Dienstag, 10. März 2015

Unterschiedliche Aussichten




Gestern war ein frühlingshafter Montag! Die Menschen schwirrten wie Bienen durch die Stadt. Die einzigen, die arbeiteten, schienen die Bedienungen zu sein. Und die waren total überfordert.
Ich war mit dem Fahrrad unterwegs. Als ich durch die Landschaft radelte, spürte ich im lauen Fahrtwind einen Hauch von Freiheit...
(Die Stadt hätte ich mir besser gespart.)

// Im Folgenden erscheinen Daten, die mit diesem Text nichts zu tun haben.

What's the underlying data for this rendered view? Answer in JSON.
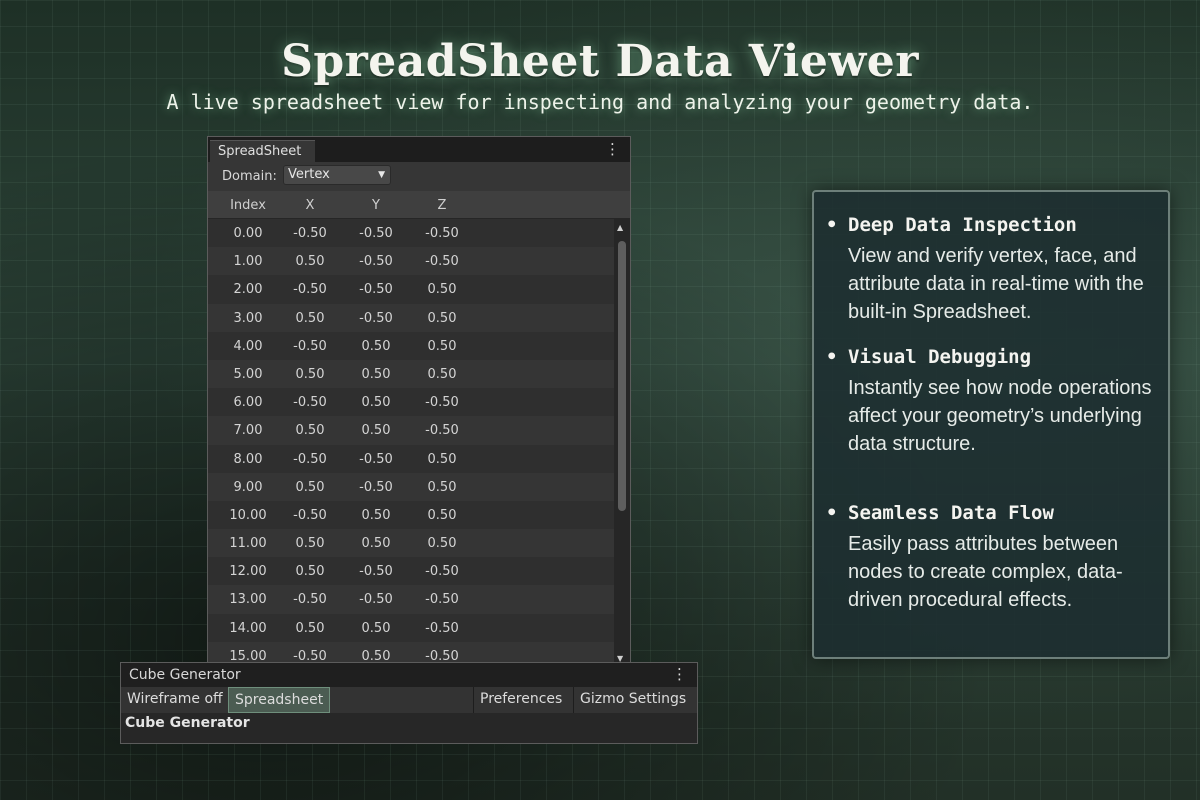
{
  "header": {
    "title": "SpreadSheet Data Viewer",
    "subtitle": "A live spreadsheet view for inspecting and analyzing your geometry data."
  },
  "spreadsheet": {
    "tab_label": "SpreadSheet",
    "domain_label": "Domain:",
    "domain_value": "Vertex",
    "columns": [
      "Index",
      "X",
      "Y",
      "Z"
    ],
    "rows": [
      [
        "0.00",
        "-0.50",
        "-0.50",
        "-0.50"
      ],
      [
        "1.00",
        "0.50",
        "-0.50",
        "-0.50"
      ],
      [
        "2.00",
        "-0.50",
        "-0.50",
        "0.50"
      ],
      [
        "3.00",
        "0.50",
        "-0.50",
        "0.50"
      ],
      [
        "4.00",
        "-0.50",
        "0.50",
        "0.50"
      ],
      [
        "5.00",
        "0.50",
        "0.50",
        "0.50"
      ],
      [
        "6.00",
        "-0.50",
        "0.50",
        "-0.50"
      ],
      [
        "7.00",
        "0.50",
        "0.50",
        "-0.50"
      ],
      [
        "8.00",
        "-0.50",
        "-0.50",
        "0.50"
      ],
      [
        "9.00",
        "0.50",
        "-0.50",
        "0.50"
      ],
      [
        "10.00",
        "-0.50",
        "0.50",
        "0.50"
      ],
      [
        "11.00",
        "0.50",
        "0.50",
        "0.50"
      ],
      [
        "12.00",
        "0.50",
        "-0.50",
        "-0.50"
      ],
      [
        "13.00",
        "-0.50",
        "-0.50",
        "-0.50"
      ],
      [
        "14.00",
        "0.50",
        "0.50",
        "-0.50"
      ],
      [
        "15.00",
        "-0.50",
        "0.50",
        "-0.50"
      ]
    ]
  },
  "cube_panel": {
    "title": "Cube Generator",
    "toolbar": {
      "wireframe": "Wireframe off",
      "spreadsheet": "Spreadsheet",
      "preferences": "Preferences",
      "gizmo": "Gizmo Settings"
    },
    "footer_label": "Cube Generator"
  },
  "features": [
    {
      "title": "Deep Data Inspection",
      "description": "View and verify vertex, face, and attribute data in real-time with the built-in Spreadsheet."
    },
    {
      "title": "Visual Debugging",
      "description": "Instantly see how node operations affect your geometry’s underlying data structure."
    },
    {
      "title": "Seamless Data Flow",
      "description": "Easily pass attributes between nodes to create complex, data-driven procedural effects."
    }
  ]
}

Heute wurde es leider wieder trübe. (Seufz!) Ich sitze am Computer und schaue auf die Beine der Verputzer... Im TV Dokus über Putin, Griechenland und den Islamischen Staat. Ich schalte um auf den Sitcom-Kanal. Das bringt aber nicht viel.

Sonntag, 8. März 2015

TV-Tipp:

"Fargo", 20 Uhr 14, Tele5

DU


Auf den Tag vor einem Jahr schlug der Blitz ein. Genaugenommen der „Rote Blitz“ auf Mallorca an einem schönen Sonnentag. Unsere wunderbare Liebesgeschichte nahm ihren Anfang. Ich werde nie vergessen, wie du auf der Rückfahrt von Soller neben mir schlummertest. Ich betrachtete dein friedliches, hübsches Gesicht, während wir an Zitronen- und Apfelsinenplantagen vorbeifuhren. Inständig wünschte ich mir, dass wir uns am nächsten Tag wiedersehen. Der Wunsch wurde mir erfüllt und noch vieles mehr...
Auch heute ist ein Sonnentag. Der Frühling liegt in der Luft. Ich denke an dich und wünsche mir eine gemeinsame Zukunft mit dir, dass wir alle Schwierigkeiten bewältigen und in Berlin eine kleine Wohnung finden, ein Nest für unsere Liebe. Noch zwei Wochen, dass ich dich endlich wieder in die Arme schließen kann. Mein Herz sehnt sich nach dir... wie die langsam aufwachende Natur sich nach der Sonne streckt. Ich freue mich auf einen gemeinsamen Frühling und Sommer in Berlin. Ich will da sein, wo du bist.